There was also discussion surrounding maintaining a continuity of critical infrastructure during this time. This would include the business continuity, as people will continue to need food and other life dependent items. It’s important to maintain these operations. The distribution of antiviral vaccine plan was also spoken of and how that process would need to occur as well as the role of FEMA in providing shelter, bulk distribution of relief supplies, food and emergency basic first aid.
It must be remembered that the plans and figures that were presented were on a "What If" basis and given so that emergency personal would be aware of their role in dealing with this crisis in the event it should ever occur. Stewart and McCurdy made their presentations at the request of Evelena Sutterfield R.N Administrator of the Clark County Health Department.
Following the presentation, the Clark County LEPC (Local Emergency Planning Committee) conducted its regular business with approval given of the March 15 minutes. A treasurer’s report was given which reflected an ending balance as of May 16, 2007 of $11,512.51. Disbursements for May totaled $96.66, and were for expenses in putting on the mock disaster training on April 21.
LEPC Chairman Chuck Jenkins stated that he felt the mock
disaster on April 21 had gone very well and praised the efforts of the Incident Commander Mickey Davis the Revere Fire Chief. "There were areas where some valuable lessons were learned which is the reason for the mock disaster. If mistakes, and I don’t really want to call them mistakes, are made a training exercise is when they should occur instead of during an actual disaster or incident. Other members added comments concerning their experiences at the drill. It was asked if the exercise could be held either earlier or later in the year when less of the members might be in the field planting. It will be looked at for future training next spring with the weather being one of the determining factors. It was also discussed how the LEPC Emergency Response Trailer might be better used at future training exercises. The next mock disaster will be October 6th and will involve the railroad.
It was reported that there would be a presentation by the Pipeline Association of Missouri at the Clark County Senior Center in Kahoka on Wednesday May 23. It will begin with a dinner from 5:30 p.m. to 6:30 p.m. and the meeting lasting until 8:30 p.m.
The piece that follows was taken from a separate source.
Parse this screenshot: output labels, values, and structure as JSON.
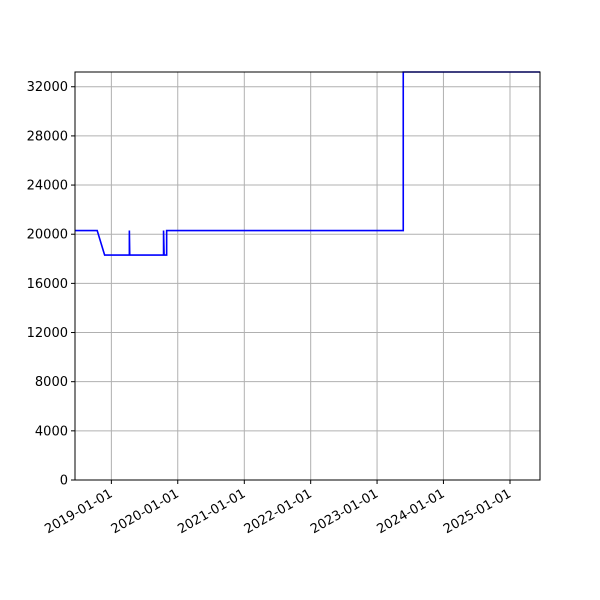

A committee has been set up to purchase high visibility safety vest that will be used to identify incident commanders and other key personnel. Vest will be purchased for those overseeing key responders to an incident, such as medical, fire, and police.
A search is continuing to find absorbent to replace that used at a fuel spill earlier this year. Those responding were less than impressed by the material used and are looking for an absorbent that would work better.
Jesse Rye of Revere reported that he needed members to inform him when they would be able to attend future NIMs (National Incident Management) certification. A minimum of 15 members needs to be present for the training.